Eat Your Own Dog Food

Daniel Lopes

Conway's Law states that your software architecture will inevitably mirror how your teams communicate and are organized. If you have three teams working on a compiler, you'll get a three-stage compiler. This isn't just observation—it's a predictable force that smart engineering leaders can use strategically by organizing teams to match their desired system architecture.
Conway's Law describes the inevitable relationship between how your organization communicates and how your systems are structured. When teams are siloed, systems become fragmented. When teams collaborate closely, systems become tightly integrated. This happens whether you plan for it or not.
The principle comes from Melvin Conway's 1967 research, which formally proved that "any organization that designs a system will produce a design whose structure is a copy of the organization's communication structure." Conway submitted this to Harvard Business Review, got rejected for "lack of proof," then published it in Datamation magazine in 1968. Fred Brooks later popularized it as "Conway's Law" in his influential 1975 book "The Mythical Man-Month".
Why this matters for engineering teams
Conway's Law explains many common architectural problems. When your deployment process involves five different teams, you end up with complex, multi-stage deployment pipelines. When your frontend and backend teams rarely talk, you get APIs that don't quite fit the user interface needs. When teams are organized by technology layer (database team, API team, frontend team), you get systems that reflect those boundaries rather than user workflows.
The law has the greatest impact when multiple teams collaborate on shared systems. Physical separation, different time zones, or organizational silos create communication friction that directly translates into system friction. Teams that can't easily coordinate produce systems that can't easily integrate.
Real-world evidence from major tech companies
Amazon provides the clearest example of Conway's Law at scale. Their eCommerce platform started as a monolith built by a small, unified team. As Amazon grew and organized into separate teams for web, fulfillment, and billing, their architecture evolved into microservices that mirror these business domains. Their famous "two-pizza teams" approach—where teams should be small enough that two pizzas can feed them—produces autonomous services owned end-to-end by autonomous teams.

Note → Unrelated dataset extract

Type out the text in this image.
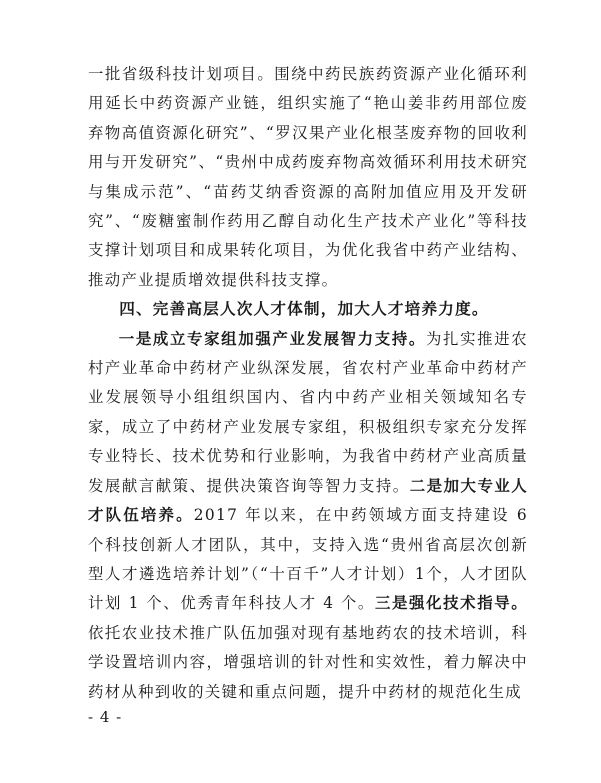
一批省级科技计划项目。围绕中药民族药资源产业化循环利用延长中药资源产业链，组织实施了“艳山姜非药用部位废弃物高值资源化研究”、“罗汉果产业化根茎废弃物的回收利用与开发研究”、“贵州中成药废弃物高效循环利用技术研究与集成示范”、“苗药艾纳香资源的高附加值应用及开发研究”、“废糖蜜制作药用乙醇自动化生产技术产业化”等科技支撑计划项目和成果转化项目，为优化我省中药产业结构、推动产业提质增效提供科技支撑。

四、完善高层人次人才体制，加大人才培养力度。

一是成立专家组加强产业发展智力支持。为扎实推进农村产业革命中药材产业纵深发展，省农村产业革命中药材产业发展领导小组组织国内、省内中药产业相关领域知名专家，成立了中药材产业发展专家组，积极组织专家充分发挥专业特长、技术优势和行业影响，为我省中药材产业高质量发展献言献策、提供决策咨询等智力支持。二是加大专业人才队伍培养。2017 年以来，在中药领域方面支持建设 6 个科技创新人才团队，其中，支持入选“贵州省高层次创新型人才遴选培养计划”（“十百千”人才计划）1个，人才团队计划 1 个、优秀青年科技人才 4 个。三是强化技术指导。依托农业技术推广队伍加强对现有基地药农的技术培训，科学设置培训内容，增强培训的针对性和实效性，着力解决中药材从种到收的关键和重点问题，提升中药材的规范化生成

- 4 -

Netflix demonstrated the strategic application through what's called the "Inverse Conway Maneuver." They had about 20 fragmented observability applications built by three separate teams, creating a disjointed user experience. Netflix deliberately reorganized these teams into a single, unified group focused on observability as a platform. The result: a cohesive system that serves users better than the previous fragmented approach.
Spotify's squad model shows Conway's Law in a positive light. Small, cross-functional squads each own specific product features, resulting in a modular product architecture where autonomous teams build autonomous components. The communication patterns within squads (tight collaboration) and between squads (loose coordination) directly reflect the system architecture.
The strategic opportunity: Inverse Conway Maneuver
Smart engineering leaders don't just accept Conway's Law—they use it strategically. The Inverse Conway Maneuver involves deliberately organizing teams to achieve desired system architecture. Instead of letting existing communication patterns dictate system design, you restructure teams first to encourage the architecture you want.
This means defining your target architecture, then aligning team boundaries with system boundaries. Want loosely coupled microservices? Create autonomous, cross-functional teams organized around business capabilities rather than technical functions. Want better integration between components? Ensure the teams building those components communicate regularly and share context.
Practical implementation for modern development
Conway's Law applies directly to current practices like microservices, DevOps, and agile development. Cross-functional agile teams naturally produce more modular software because they handle everything from requirements to deployment. DevOps practices break down the traditional development-operations silos, leading to systems designed for operational concerns from the start.
For microservices specifically, Conway's Law suggests that service boundaries should match team boundaries. If you have five teams, you probably want around five major services, not fifty. Each team should be able to develop, test, and deploy their service independently, which requires both organizational autonomy and architectural decoupling.
The law also explains why premature adoption of complex architectures often fails. A small startup team trying to build microservices often creates unnecessary complexity because their communication patterns don't match the architectural complexity they're attempting. The team communicates as one unit but tries to build as if they were multiple units.
"Conway's Law is just about org charts" - The law focuses on actual communication patterns, not formal organizational structure. Two teams might report to the same manager but rarely coordinate, or teams in different departments might collaborate closely. What matters is how information flows, not who reports to whom.
"You should always organize teams to match current architecture" - This gets Conway's Law backward. The strategic insight is organizing teams to match your desired architecture, not your current one. If your current architecture has problems, reorganizing teams around it just perpetuates those problems.
"Conway's Law means perfect team-to-system mapping" - The law describes communication structure influence, not one-to-one team-to-component mapping. A single team might own multiple small services, or multiple teams might contribute to different aspects of a large system, as long as the communication patterns support the desired architecture.